Comme, à l´OM, rien ne se passe comme ailleurs, nous avons eu droit cette année, non pas à un mercato de joueurs mais de dirigeants.
Ces dernières années notre club s´était toujours illustré, à défaut de qualité, par le nombre de joueurs recrutés au mois de janvier. Le sommet a été atteint sous Tapie II avec neuf nouveaux joueurs, pas tous, d´ailleurs, aussi mauvais qu´on l´a prétendu pour dénigrer le Boss.
Cette année nous nous attendions à un mercato plutôt calme. Nous avons été servis. Rien ou presque : un japonais inconnu et un junior nigérian.
La surprise est venue d´ailleurs.
Petit retour en arrière :
Bouchet, paix à son âme, nous quitte, expliquant, en somme, que nous ne méritions pas un président de son envergure.
Notre bien-aimé actionnaire unique, depuis sa lointaine Suisse, nous rassure : un président çà ne sert pas à grand chose ( On s´en était aperçu) puisque son remplacement peut attendre la fin de la saison. Pour nous faire patienter, il nous envoie la huitième merveille du monde : Louis Acariès, qui sans rien connaître ni au foot, ni à la ville va, tel un grand mage, nous révéler la vraie source des problèmes de l´OM ( Nous attendons toujours).

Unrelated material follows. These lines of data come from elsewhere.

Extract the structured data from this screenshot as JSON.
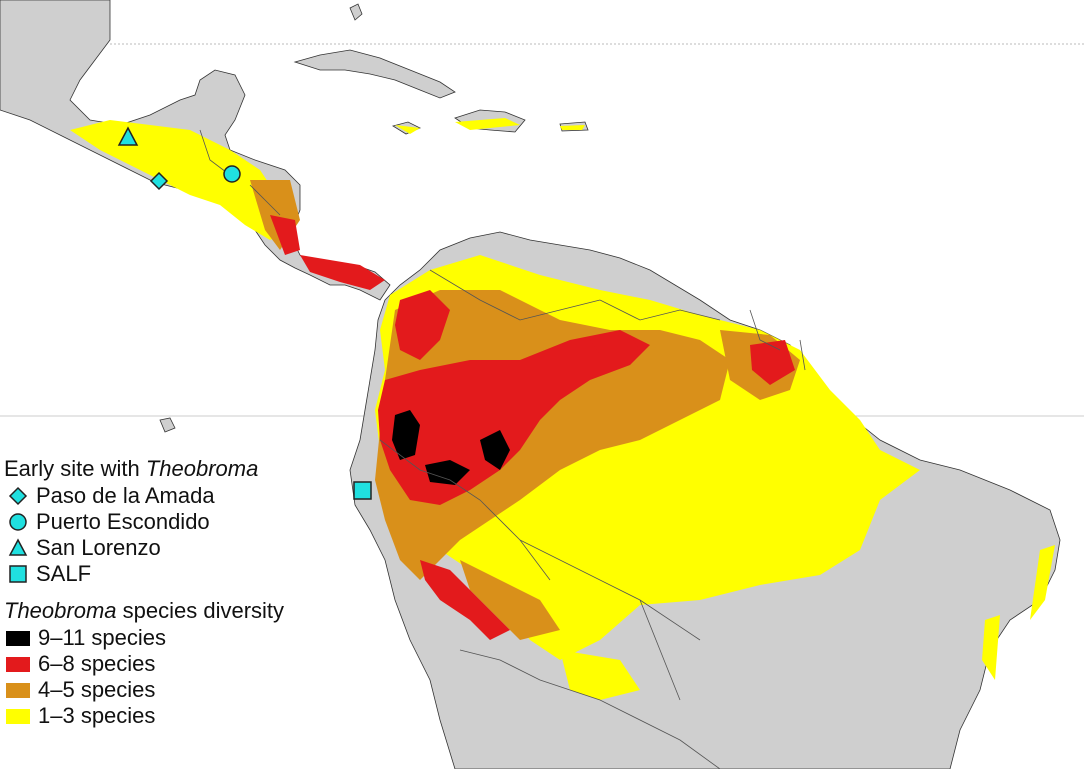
{
  "legend": {
    "sites_title_prefix": "Early site with ",
    "sites_title_taxon": "Theobroma",
    "sites": [
      {
        "label": "Paso de la Amada",
        "symbol": "diamond"
      },
      {
        "label": "Puerto Escondido",
        "symbol": "circle"
      },
      {
        "label": "San Lorenzo",
        "symbol": "triangle"
      },
      {
        "label": "SALF",
        "symbol": "square"
      }
    ],
    "diversity_title_taxon": "Theobroma",
    "diversity_title_suffix": " species diversity",
    "diversity_classes": [
      {
        "label": "9–11 species",
        "color": "#000000"
      },
      {
        "label": "6–8 species",
        "color": "#e31a1c"
      },
      {
        "label": "4–5 species",
        "color": "#d9901a"
      },
      {
        "label": "1–3 species",
        "color": "#ffff00"
      }
    ]
  },
  "colors": {
    "land": "#cfcfcf",
    "ocean": "#ffffff",
    "border": "#555555",
    "site_marker": "#20e0e0"
  }
}
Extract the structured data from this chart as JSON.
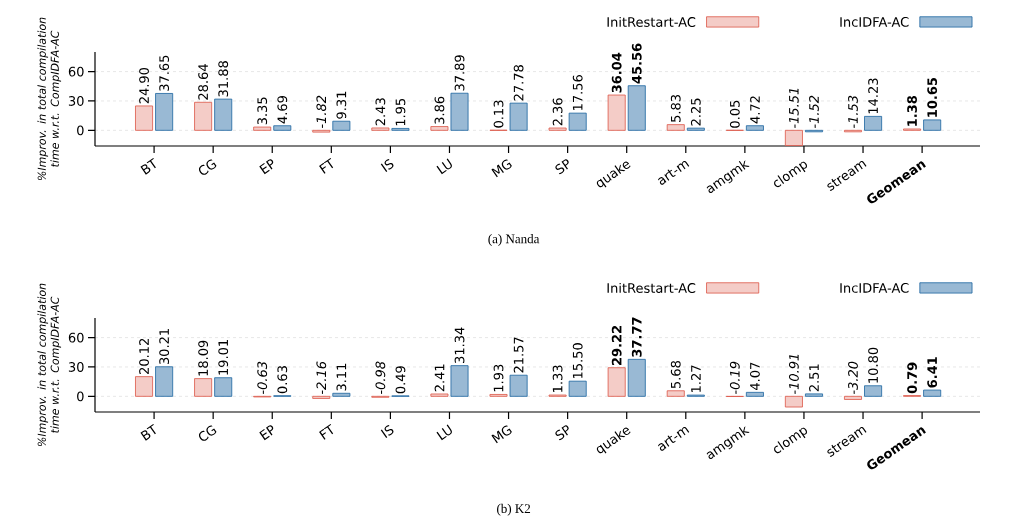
{
  "chart_data": [
    {
      "type": "bar",
      "title": "(a) Nanda",
      "ylabel": "%Improv. in total compilation time w.r.t. CompIDFA-AC",
      "categories": [
        "BT",
        "CG",
        "EP",
        "FT",
        "IS",
        "LU",
        "MG",
        "SP",
        "quake",
        "art-m",
        "amgmk",
        "clomp",
        "stream",
        "**Geomean**"
      ],
      "series": [
        {
          "name": "InitRestart-AC",
          "color": "#dc5546",
          "values": [
            24.9,
            28.64,
            3.35,
            -1.82,
            2.43,
            3.86,
            0.13,
            2.36,
            36.04,
            5.83,
            0.05,
            -15.51,
            -1.53,
            1.38
          ],
          "value_labels": [
            "24.90",
            "28.64",
            "3.35",
            "*-1.82*",
            "2.43",
            "3.86",
            "0.13",
            "2.36",
            "**36.04**",
            "5.83",
            "0.05",
            "*-15.51*",
            "*-1.53*",
            "**1.38**"
          ]
        },
        {
          "name": "IncIDFA-AC",
          "color": "#1c64a0",
          "values": [
            37.65,
            31.88,
            4.69,
            9.31,
            1.95,
            37.89,
            27.78,
            17.56,
            45.56,
            2.25,
            4.72,
            -1.52,
            14.23,
            10.65
          ],
          "value_labels": [
            "37.65",
            "31.88",
            "4.69",
            "9.31",
            "1.95",
            "37.89",
            "27.78",
            "17.56",
            "**45.56**",
            "2.25",
            "4.72",
            "*-1.52*",
            "14.23",
            "**10.65**"
          ]
        }
      ],
      "ylim": [
        -16,
        80
      ],
      "yticks": [
        0,
        30,
        60
      ],
      "grid": "y",
      "legend": "top right"
    },
    {
      "type": "bar",
      "title": "(b) K2",
      "ylabel": "%Improv. in total compilation time w.r.t. CompIDFA-AC",
      "categories": [
        "BT",
        "CG",
        "EP",
        "FT",
        "IS",
        "LU",
        "MG",
        "SP",
        "quake",
        "art-m",
        "amgmk",
        "clomp",
        "stream",
        "**Geomean**"
      ],
      "series": [
        {
          "name": "InitRestart-AC",
          "color": "#dc5546",
          "values": [
            20.12,
            18.09,
            -0.63,
            -2.16,
            -0.98,
            2.41,
            1.93,
            1.33,
            29.22,
            5.68,
            -0.19,
            -10.91,
            -3.2,
            0.79
          ],
          "value_labels": [
            "20.12",
            "18.09",
            "*-0.63*",
            "*-2.16*",
            "*-0.98*",
            "2.41",
            "1.93",
            "1.33",
            "**29.22**",
            "5.68",
            "*-0.19*",
            "*-10.91*",
            "*-3.20*",
            "**0.79**"
          ]
        },
        {
          "name": "IncIDFA-AC",
          "color": "#1c64a0",
          "values": [
            30.21,
            19.01,
            0.63,
            3.11,
            0.49,
            31.34,
            21.57,
            15.5,
            37.77,
            1.27,
            4.07,
            2.51,
            10.8,
            6.41
          ],
          "value_labels": [
            "30.21",
            "19.01",
            "0.63",
            "3.11",
            "0.49",
            "31.34",
            "21.57",
            "15.50",
            "**37.77**",
            "1.27",
            "4.07",
            "2.51",
            "10.80",
            "**6.41**"
          ]
        }
      ],
      "ylim": [
        -16,
        80
      ],
      "yticks": [
        0,
        30,
        60
      ],
      "grid": "y",
      "legend": "top right"
    }
  ]
}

Mais, au mois de janvier, pour des raisons inconnues, le grand mage n´ayant pas publié les résultats de ses " analyses " , on nous annonce que le conseil de surveillance de la SASP OM, sous la présidence d´un certain Mehdi El Glaoui, que personne n´a jamais vu, en tout cas pas à Marseille, et encore moins au Vélodrome, a nommé au directoire de la société un triumvirat présidé par Pape Diouf, ce dernier devenant, donc président de l´OM un peu en cachette. Le sort du grand mage n´est pas évoqué, malgré ses efforts pour se montrer à la télé lors des matches.

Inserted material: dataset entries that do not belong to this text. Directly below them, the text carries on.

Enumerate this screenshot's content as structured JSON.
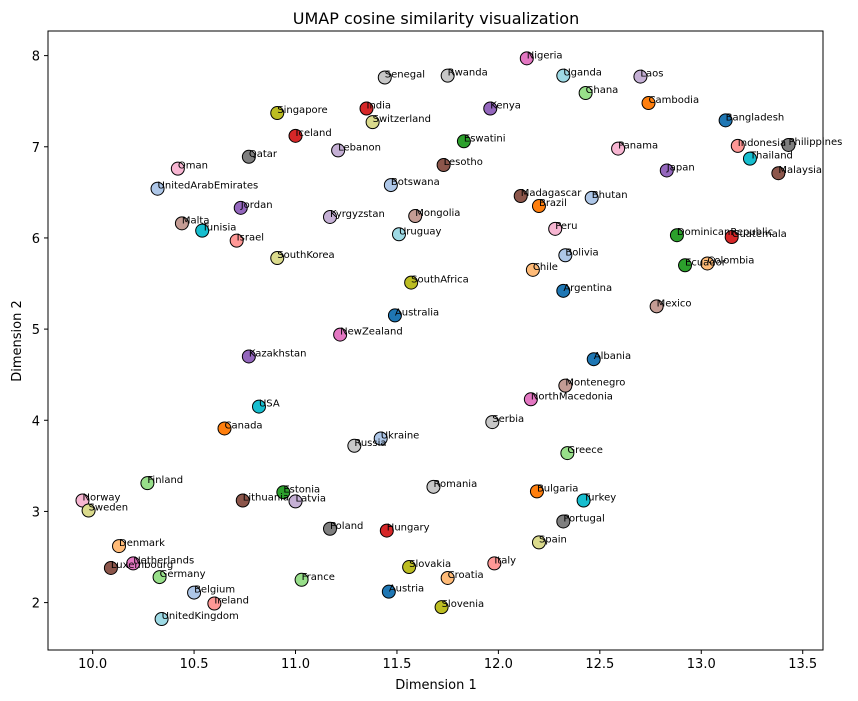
{
  "chart_data": {
    "type": "scatter",
    "title": "UMAP cosine similarity visualization",
    "xlabel": "Dimension 1",
    "ylabel": "Dimension 2",
    "xlim": [
      9.78,
      13.6
    ],
    "ylim": [
      1.48,
      8.27
    ],
    "xticks": [
      "10.0",
      "10.5",
      "11.0",
      "11.5",
      "12.0",
      "12.5",
      "13.0",
      "13.5"
    ],
    "yticks": [
      "2",
      "3",
      "4",
      "5",
      "6",
      "7",
      "8"
    ],
    "grid": false,
    "legend": "none",
    "points": [
      {
        "label": "Nigeria",
        "x": 12.14,
        "y": 7.97,
        "color": "#e377c2"
      },
      {
        "label": "Senegal",
        "x": 11.44,
        "y": 7.76,
        "color": "#c7c7c7"
      },
      {
        "label": "Rwanda",
        "x": 11.75,
        "y": 7.78,
        "color": "#c7c7c7"
      },
      {
        "label": "Uganda",
        "x": 12.32,
        "y": 7.78,
        "color": "#9edae5"
      },
      {
        "label": "Laos",
        "x": 12.7,
        "y": 7.77,
        "color": "#c5b0d5"
      },
      {
        "label": "Ghana",
        "x": 12.43,
        "y": 7.59,
        "color": "#98df8a"
      },
      {
        "label": "Cambodia",
        "x": 12.74,
        "y": 7.48,
        "color": "#ff7f0e"
      },
      {
        "label": "India",
        "x": 11.35,
        "y": 7.42,
        "color": "#d62728"
      },
      {
        "label": "Kenya",
        "x": 11.96,
        "y": 7.42,
        "color": "#9467bd"
      },
      {
        "label": "Singapore",
        "x": 10.91,
        "y": 7.37,
        "color": "#bcbd22"
      },
      {
        "label": "Switzerland",
        "x": 11.38,
        "y": 7.27,
        "color": "#dbdb8d"
      },
      {
        "label": "Bangladesh",
        "x": 13.12,
        "y": 7.29,
        "color": "#1f77b4"
      },
      {
        "label": "Iceland",
        "x": 11.0,
        "y": 7.12,
        "color": "#d62728"
      },
      {
        "label": "Eswatini",
        "x": 11.83,
        "y": 7.06,
        "color": "#2ca02c"
      },
      {
        "label": "Lebanon",
        "x": 11.21,
        "y": 6.96,
        "color": "#c5b0d5"
      },
      {
        "label": "Indonesia",
        "x": 13.18,
        "y": 7.01,
        "color": "#ff9896"
      },
      {
        "label": "Philippines",
        "x": 13.43,
        "y": 7.02,
        "color": "#7f7f7f"
      },
      {
        "label": "Panama",
        "x": 12.59,
        "y": 6.98,
        "color": "#f7b6d2"
      },
      {
        "label": "Qatar",
        "x": 10.77,
        "y": 6.89,
        "color": "#7f7f7f"
      },
      {
        "label": "Thailand",
        "x": 13.24,
        "y": 6.87,
        "color": "#17becf"
      },
      {
        "label": "Lesotho",
        "x": 11.73,
        "y": 6.8,
        "color": "#8c564b"
      },
      {
        "label": "Oman",
        "x": 10.42,
        "y": 6.76,
        "color": "#f7b6d2"
      },
      {
        "label": "Japan",
        "x": 12.83,
        "y": 6.74,
        "color": "#9467bd"
      },
      {
        "label": "Malaysia",
        "x": 13.38,
        "y": 6.71,
        "color": "#8c564b"
      },
      {
        "label": "Botswana",
        "x": 11.47,
        "y": 6.58,
        "color": "#aec7e8"
      },
      {
        "label": "UnitedArabEmirates",
        "x": 10.32,
        "y": 6.54,
        "color": "#aec7e8"
      },
      {
        "label": "Madagascar",
        "x": 12.11,
        "y": 6.46,
        "color": "#8c564b"
      },
      {
        "label": "Bhutan",
        "x": 12.46,
        "y": 6.44,
        "color": "#aec7e8"
      },
      {
        "label": "Brazil",
        "x": 12.2,
        "y": 6.35,
        "color": "#ff7f0e"
      },
      {
        "label": "Jordan",
        "x": 10.73,
        "y": 6.33,
        "color": "#9467bd"
      },
      {
        "label": "Kyrgyzstan",
        "x": 11.17,
        "y": 6.23,
        "color": "#c5b0d5"
      },
      {
        "label": "Mongolia",
        "x": 11.59,
        "y": 6.24,
        "color": "#c49c94"
      },
      {
        "label": "Malta",
        "x": 10.44,
        "y": 6.16,
        "color": "#c49c94"
      },
      {
        "label": "Tunisia",
        "x": 10.54,
        "y": 6.08,
        "color": "#17becf"
      },
      {
        "label": "Peru",
        "x": 12.28,
        "y": 6.1,
        "color": "#f7b6d2"
      },
      {
        "label": "Uruguay",
        "x": 11.51,
        "y": 6.04,
        "color": "#9edae5"
      },
      {
        "label": "DominicanRepublic",
        "x": 12.88,
        "y": 6.03,
        "color": "#2ca02c"
      },
      {
        "label": "Guatemala",
        "x": 13.15,
        "y": 6.01,
        "color": "#d62728"
      },
      {
        "label": "Israel",
        "x": 10.71,
        "y": 5.97,
        "color": "#ff9896"
      },
      {
        "label": "Bolivia",
        "x": 12.33,
        "y": 5.81,
        "color": "#aec7e8"
      },
      {
        "label": "SouthKorea",
        "x": 10.91,
        "y": 5.78,
        "color": "#dbdb8d"
      },
      {
        "label": "Ecuador",
        "x": 12.92,
        "y": 5.7,
        "color": "#2ca02c"
      },
      {
        "label": "Colombia",
        "x": 13.03,
        "y": 5.72,
        "color": "#ffbb78"
      },
      {
        "label": "Chile",
        "x": 12.17,
        "y": 5.65,
        "color": "#ffbb78"
      },
      {
        "label": "SouthAfrica",
        "x": 11.57,
        "y": 5.51,
        "color": "#bcbd22"
      },
      {
        "label": "Argentina",
        "x": 12.32,
        "y": 5.42,
        "color": "#1f77b4"
      },
      {
        "label": "Mexico",
        "x": 12.78,
        "y": 5.25,
        "color": "#c49c94"
      },
      {
        "label": "Australia",
        "x": 11.49,
        "y": 5.15,
        "color": "#1f77b4"
      },
      {
        "label": "NewZealand",
        "x": 11.22,
        "y": 4.94,
        "color": "#e377c2"
      },
      {
        "label": "Kazakhstan",
        "x": 10.77,
        "y": 4.7,
        "color": "#9467bd"
      },
      {
        "label": "Albania",
        "x": 12.47,
        "y": 4.67,
        "color": "#1f77b4"
      },
      {
        "label": "Montenegro",
        "x": 12.33,
        "y": 4.38,
        "color": "#c49c94"
      },
      {
        "label": "NorthMacedonia",
        "x": 12.16,
        "y": 4.23,
        "color": "#e377c2"
      },
      {
        "label": "USA",
        "x": 10.82,
        "y": 4.15,
        "color": "#17becf"
      },
      {
        "label": "Serbia",
        "x": 11.97,
        "y": 3.98,
        "color": "#c7c7c7"
      },
      {
        "label": "Canada",
        "x": 10.65,
        "y": 3.91,
        "color": "#ff7f0e"
      },
      {
        "label": "Ukraine",
        "x": 11.42,
        "y": 3.8,
        "color": "#aec7e8"
      },
      {
        "label": "Russia",
        "x": 11.29,
        "y": 3.72,
        "color": "#c7c7c7"
      },
      {
        "label": "Greece",
        "x": 12.34,
        "y": 3.64,
        "color": "#98df8a"
      },
      {
        "label": "Finland",
        "x": 10.27,
        "y": 3.31,
        "color": "#98df8a"
      },
      {
        "label": "Romania",
        "x": 11.68,
        "y": 3.27,
        "color": "#c7c7c7"
      },
      {
        "label": "Estonia",
        "x": 10.94,
        "y": 3.21,
        "color": "#2ca02c"
      },
      {
        "label": "Bulgaria",
        "x": 12.19,
        "y": 3.22,
        "color": "#ff7f0e"
      },
      {
        "label": "Norway",
        "x": 9.95,
        "y": 3.12,
        "color": "#f7b6d2"
      },
      {
        "label": "Lithuania",
        "x": 10.74,
        "y": 3.12,
        "color": "#8c564b"
      },
      {
        "label": "Latvia",
        "x": 11.0,
        "y": 3.11,
        "color": "#c5b0d5"
      },
      {
        "label": "Turkey",
        "x": 12.42,
        "y": 3.12,
        "color": "#17becf"
      },
      {
        "label": "Sweden",
        "x": 9.98,
        "y": 3.01,
        "color": "#dbdb8d"
      },
      {
        "label": "Portugal",
        "x": 12.32,
        "y": 2.89,
        "color": "#7f7f7f"
      },
      {
        "label": "Poland",
        "x": 11.17,
        "y": 2.81,
        "color": "#7f7f7f"
      },
      {
        "label": "Hungary",
        "x": 11.45,
        "y": 2.79,
        "color": "#d62728"
      },
      {
        "label": "Spain",
        "x": 12.2,
        "y": 2.66,
        "color": "#dbdb8d"
      },
      {
        "label": "Denmark",
        "x": 10.13,
        "y": 2.62,
        "color": "#ffbb78"
      },
      {
        "label": "Netherlands",
        "x": 10.2,
        "y": 2.43,
        "color": "#e377c2"
      },
      {
        "label": "Italy",
        "x": 11.98,
        "y": 2.43,
        "color": "#ff9896"
      },
      {
        "label": "Luxembourg",
        "x": 10.09,
        "y": 2.38,
        "color": "#8c564b"
      },
      {
        "label": "Slovakia",
        "x": 11.56,
        "y": 2.39,
        "color": "#bcbd22"
      },
      {
        "label": "Germany",
        "x": 10.33,
        "y": 2.28,
        "color": "#98df8a"
      },
      {
        "label": "France",
        "x": 11.03,
        "y": 2.25,
        "color": "#98df8a"
      },
      {
        "label": "Croatia",
        "x": 11.75,
        "y": 2.27,
        "color": "#ffbb78"
      },
      {
        "label": "Belgium",
        "x": 10.5,
        "y": 2.11,
        "color": "#aec7e8"
      },
      {
        "label": "Austria",
        "x": 11.46,
        "y": 2.12,
        "color": "#1f77b4"
      },
      {
        "label": "Ireland",
        "x": 10.6,
        "y": 1.99,
        "color": "#ff9896"
      },
      {
        "label": "Slovenia",
        "x": 11.72,
        "y": 1.95,
        "color": "#bcbd22"
      },
      {
        "label": "UnitedKingdom",
        "x": 10.34,
        "y": 1.82,
        "color": "#9edae5"
      }
    ]
  }
}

Quelques jours plus tard un membre du directoire démissionne, puis un autre, tout en gardant leurs fonctions à l´OM. Comprendra qui pourra. Aucune explication.

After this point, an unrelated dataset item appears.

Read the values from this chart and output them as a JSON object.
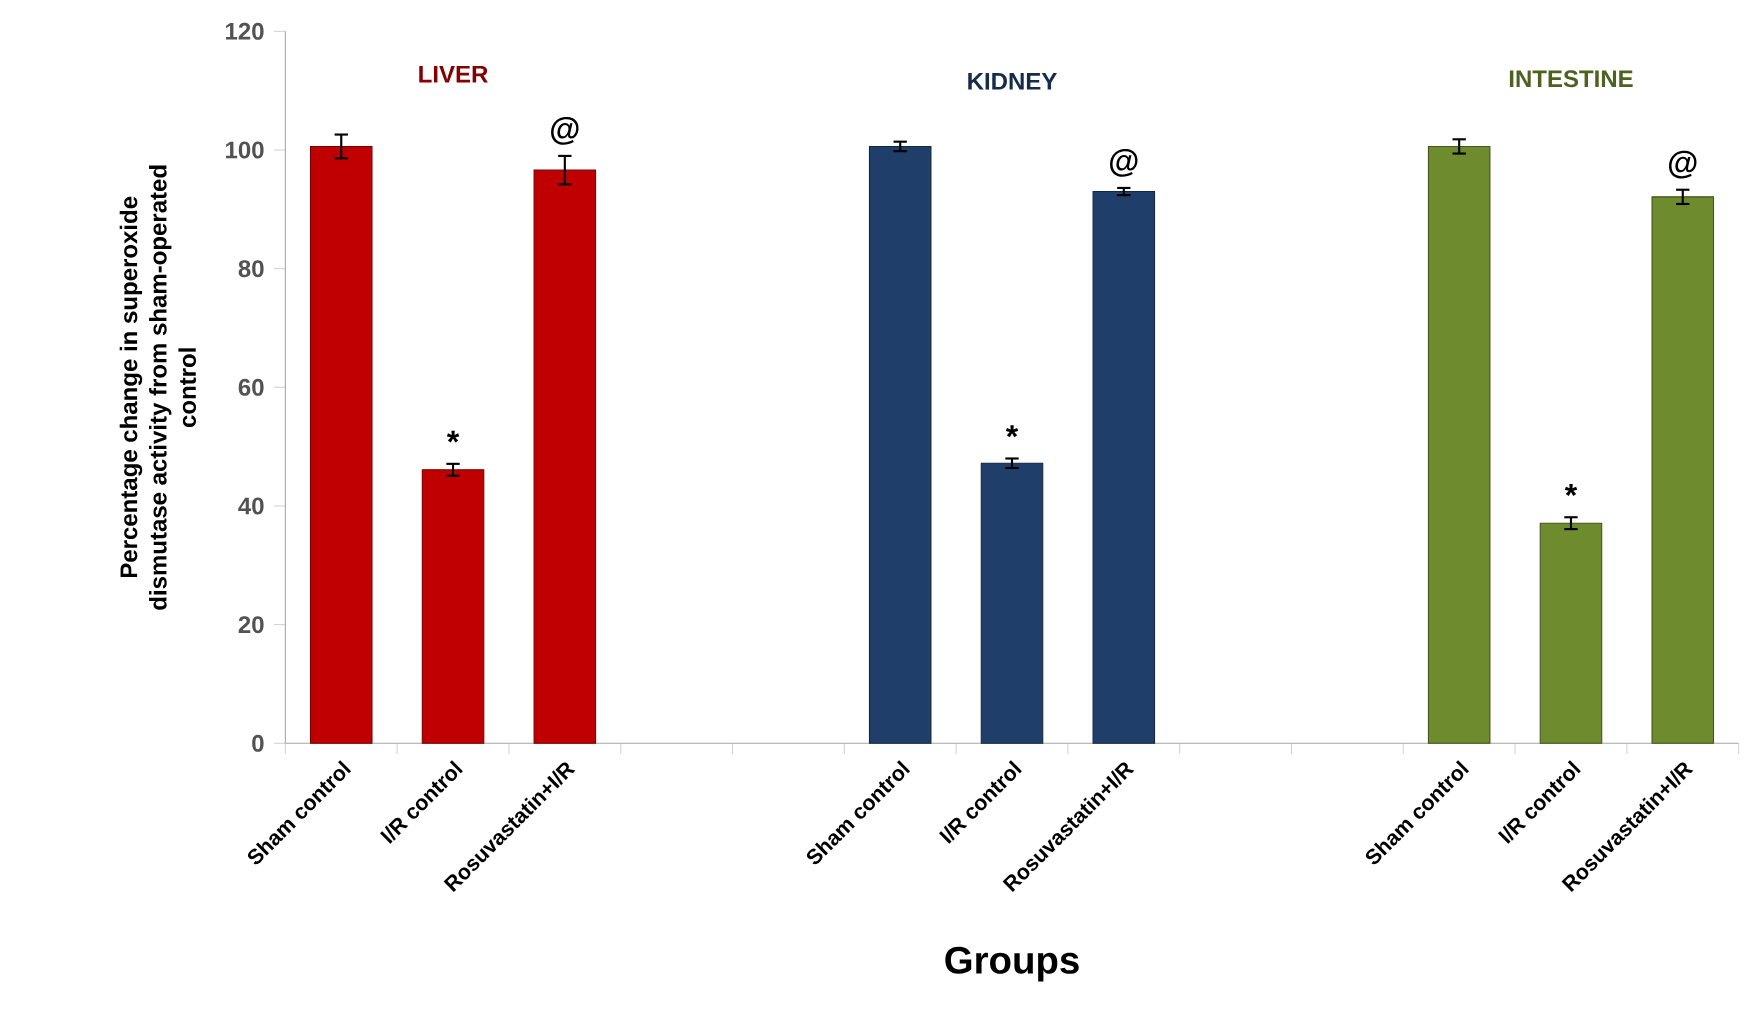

Il devient urgent de recruter de nouveau, d´autant que ce bon président Thiriez, dont le boulot consiste, pourtant, essentiellement, à avaler des couleuvres n´arrive pas à ingurgiter celle là. Le conseil de surveillance, toujours présidé par le même inconnu, décide, d´abord, de se renforcer lui-même en recrutant deux nouveaux membres, tous deux anciens candidats à la présidence de l´OM ( çà va faire un beau panier de crabes) et décider qu´un duumvirat au directoire c´est mieux qu´un triumvirat ( Comment vont-t-il faire pour prendre une décision en cas de désaccord ? )
Apparaît, alors, aux côtés de Pape, toujours président, un dénommé De La Brosse ( A reluire certainement), dont on apprend qu´il est un ancien du club, puisqu´il appartient au conseil de surveillance depuis deux ans déjà ( Ce qui est bien commode puisqu´il est le seul, à ce titre, à pouvoir représenter le club auprès des instances du football).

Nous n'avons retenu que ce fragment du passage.